Bennett and Frazier were accused of “walking and standing in the roadway after being warned not to do so by the police officer,” according to the citation. They were arrested in October 2014, charged in July the following year, but the charges were dropped in August.
Jeff Roorda, business manager for the St. Louis Police Officers’ Association, is dismissive of the claims being made in the lawsuit, and more generally critical of the Ferguson protesters.
Police officers were under siege from people not engaged in free speech, but “blocking roads and making human shields for those throwing Molotov cocktails," Roorda told AMI Newswire.
“There was no free speech element, but it is a typical lament,” Roorda said. “Those arrested were the worst of the worst. They were not arrested for holding a sign or camping out, they were engaged in blatant criminal behavior.”
Roorda, and his union, are also frustrated that charges are being dropped against some protesters, including Bennett and Frazier. He accused prosecutors of “chickening out.”
The St. Louis County ordinance states: “It is unlawful for any person to interfere in any manner with a police officer or other employee of the County in the performance of his official duties or to obstruct him in any manner whatsoever while performing any duty.”
The suits cite the 1988 Supreme Court judgment Hill v. Houston, which ruled in favor of a plaintiff arrested for shouting at police officers arresting a fellow protestor. The suit argues the use of words such as “in any manner” and the words obstruct and interfere is overly broad.
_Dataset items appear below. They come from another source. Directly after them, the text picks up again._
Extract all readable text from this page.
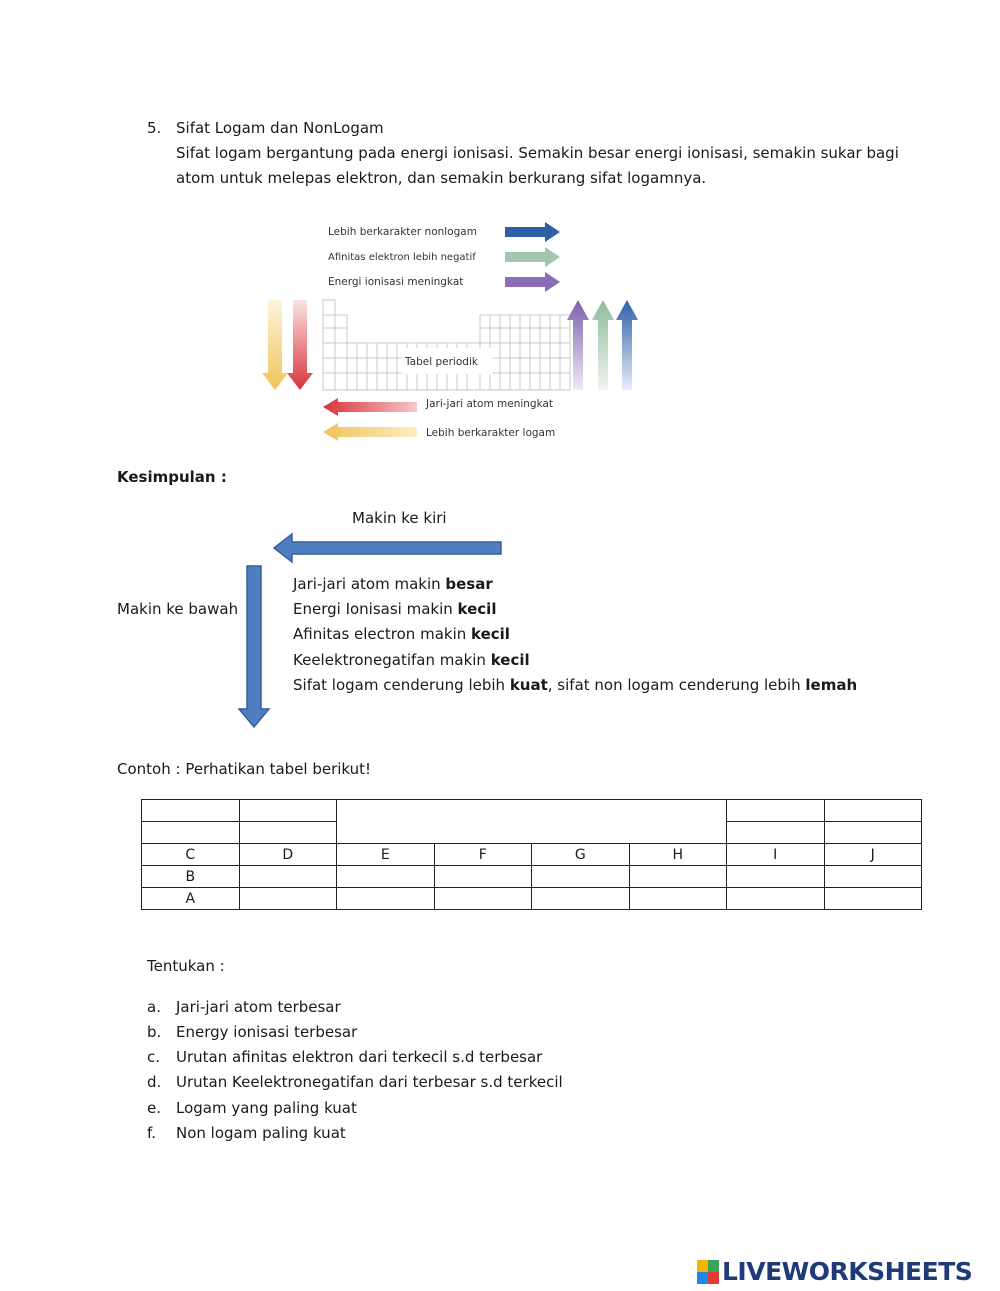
5. Sifat Logam dan NonLogam
Sifat logam bergantung pada energi ionisasi. Semakin besar energi ionisasi, semakin sukar bagi
atom untuk melepas elektron, dan semakin berkurang sifat logamnya.
Lebih berkarakter nonlogam
Afinitas elektron lebih negatif
Energi ionisasi meningkat
Tabel periodik
Jari-jari atom meningkat
Lebih berkarakter logam
Kesimpulan :
Makin ke kiri
Makin ke bawah
Jari-jari atom makin besar
Energi Ionisasi makin kecil
Afinitas electron makin kecil
Keelektronegatifan makin kecil
Sifat logam cenderung lebih kuat, sifat non logam cenderung lebih lemah
Contoh : Perhatikan tabel berikut!

C	D	E	F	G	H	I	J
B							
A							
Tentukan :
a. Jari-jari atom terbesar
b. Energy ionisasi terbesar
c. Urutan afinitas elektron dari terkecil s.d terbesar
d. Urutan Keelektronegatifan dari terbesar s.d terkecil
e. Logam yang paling kuat
f. Non logam paling kuat
LIVEWORKSHEETS
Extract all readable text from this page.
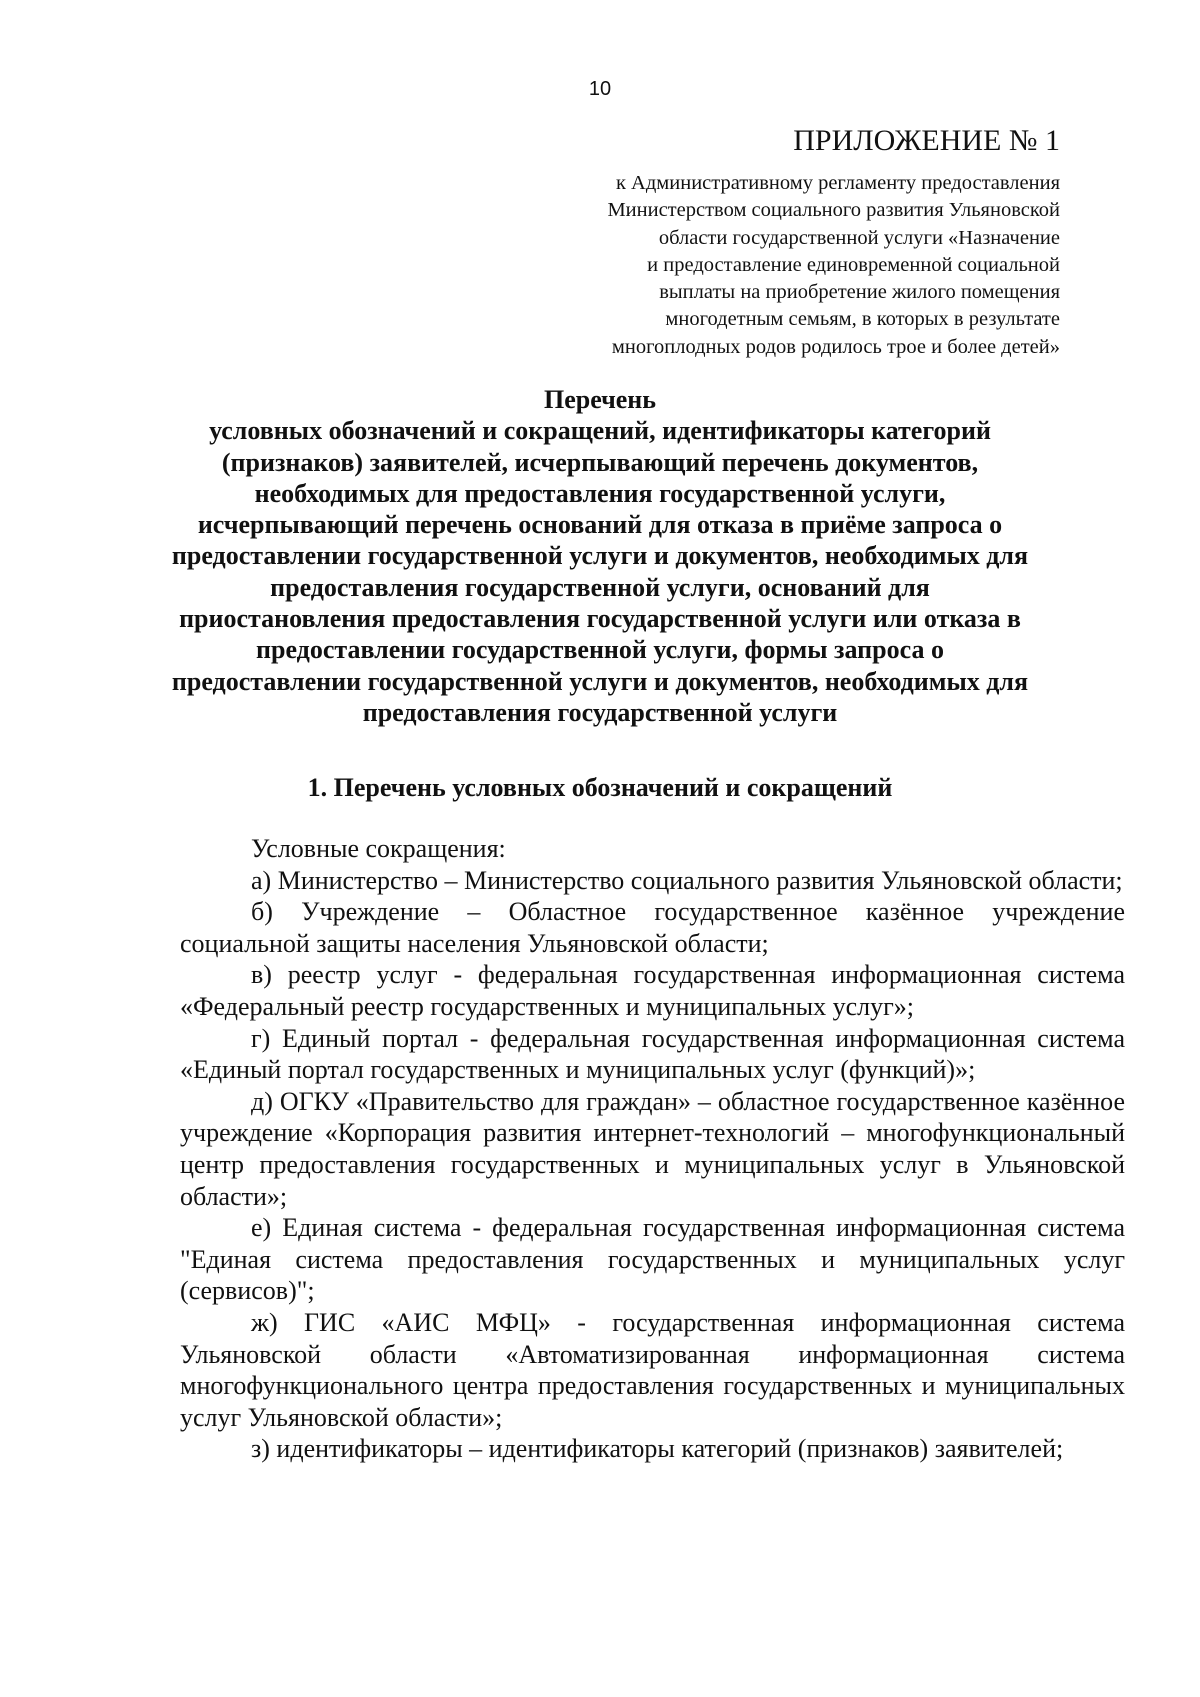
10
ПРИЛОЖЕНИЕ № 1
к Административному регламенту предоставления
Министерством социального развития Ульяновской
области государственной услуги «Назначение
и предоставление единовременной социальной
выплаты на приобретение жилого помещения
многодетным семьям, в которых в результате
многоплодных родов родилось трое и более детей»
Перечень
условных обозначений и сокращений, идентификаторы категорий
(признаков) заявителей, исчерпывающий перечень документов,
необходимых для предоставления государственной услуги,
исчерпывающий перечень оснований для отказа в приёме запроса о
предоставлении государственной услуги и документов, необходимых для
предоставления государственной услуги, оснований для
приостановления предоставления государственной услуги или отказа в
предоставлении государственной услуги, формы запроса о
предоставлении государственной услуги и документов, необходимых для
предоставления государственной услуги
1. Перечень условных обозначений и сокращений

Условные сокращения:

а) Министерство – Министерство социального развития Ульяновской области;

б) Учреждение – Областное государственное казённое учреждение социальной защиты населения Ульяновской области;

в) реестр услуг - федеральная государственная информационная система «Федеральный реестр государственных и муниципальных услуг»;

г) Единый портал - федеральная государственная информационная система «Единый портал государственных и муниципальных услуг (функций)»;

д) ОГКУ «Правительство для граждан» – областное государственное казённое учреждение «Корпорация развития интернет-технологий – многофункциональный центр предоставления государственных и муниципальных услуг в Ульяновской области»;

е) Единая система - федеральная государственная информационная система "Единая система предоставления государственных и муниципальных услуг (сервисов)";

ж) ГИС «АИС МФЦ» - государственная информационная система Ульяновской области «Автоматизированная информационная система многофункционального центра предоставления государственных и муниципальных услуг Ульяновской области»;

з) идентификаторы – идентификаторы категорий (признаков) заявителей;
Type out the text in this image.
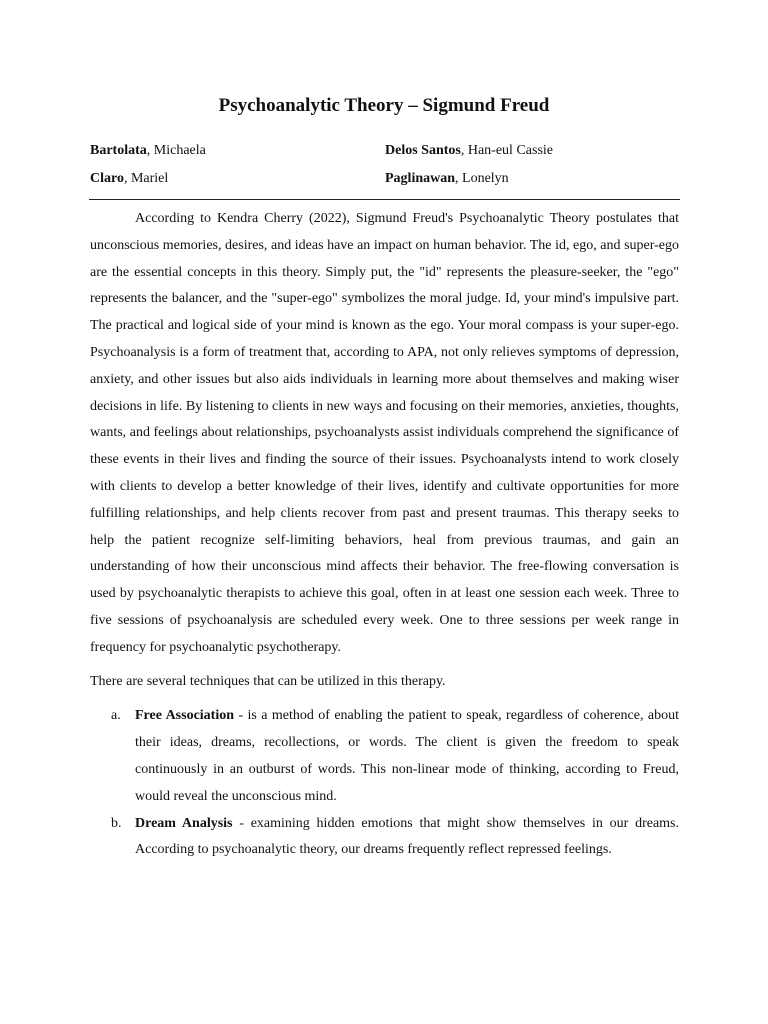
Psychoanalytic Theory – Sigmund Freud
Bartolata, Michaela	Delos Santos, Han-eul Cassie
Claro, Mariel	Paglinawan, Lonelyn

According to Kendra Cherry (2022), Sigmund Freud's Psychoanalytic Theory postulates that unconscious memories, desires, and ideas have an impact on human behavior. The id, ego, and super-ego are the essential concepts in this theory. Simply put, the "id" represents the pleasure-seeker, the "ego" represents the balancer, and the "super-ego" symbolizes the moral judge. Id, your mind's impulsive part. The practical and logical side of your mind is known as the ego. Your moral compass is your super-ego. Psychoanalysis is a form of treatment that, according to APA, not only relieves symptoms of depression, anxiety, and other issues but also aids individuals in learning more about themselves and making wiser decisions in life. By listening to clients in new ways and focusing on their memories, anxieties, thoughts, wants, and feelings about relationships, psychoanalysts assist individuals comprehend the significance of these events in their lives and finding the source of their issues. Psychoanalysts intend to work closely with clients to develop a better knowledge of their lives, identify and cultivate opportunities for more fulfilling relationships, and help clients recover from past and present traumas. This therapy seeks to help the patient recognize self-limiting behaviors, heal from previous traumas, and gain an understanding of how their unconscious mind affects their behavior. The free-flowing conversation is used by psychoanalytic therapists to achieve this goal, often in at least one session each week. Three to five sessions of psychoanalysis are scheduled every week. One to three sessions per week range in frequency for psychoanalytic psychotherapy.

There are several techniques that can be utilized in this therapy.

a. Free Association - is a method of enabling the patient to speak, regardless of coherence, about their ideas, dreams, recollections, or words. The client is given the freedom to speak continuously in an outburst of words. This non-linear mode of thinking, according to Freud, would reveal the unconscious mind.
b. Dream Analysis - examining hidden emotions that might show themselves in our dreams. According to psychoanalytic theory, our dreams frequently reflect repressed feelings.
“A municipal ordinance that makes it unlawful to interrupt a police officer in the performance of his duty is substantially overbroad and therefore invalid on its face under the First Amendment,” the justices concluded.
The Houston ordinance “accords the police unconstitutional enforcement discretion, as is demonstrated by evidence indicating that, although the ordinance's plain language is violated scores of times daily, only those individuals chosen by police in their unguided discretion are arrested.”
If the plaintiffs are successful in the Ferguson case, it could affect dozens of criminal cases arising out of protests following the August 2014 death of Brown. While ordinances differ across the country, it could also inspire lawsuits elsewhere.
“Police believe that not doing what they say to do is illegal, and ordinances like this that are vague enough to encompass a whole range of human behavior, encourage the police to believe this,” Brendan Roediger, a St. Louis University law professor and a lawyer for the plaintiffs, told the St. Louis Dispatch. Professor Roediger did not respond to a number of emails sent by AMI Newswire.
Similarly, St. Louis County had not responded to a call and email for comment by the time of publication.
But in an earlier court hearing, Assistant County Counselor, Carl W. Becker said the ordinance does not violate freedom of speech.
“They could have yelled and screamed to their heart’s content,” he told St. Louis County Circuit Court. This isn’t a free speech issue.”
It’s when they walked into the roadway, against the orders of police, that they violated the ordinance, Becker told the court. The next hearing is listed for Sept. 1.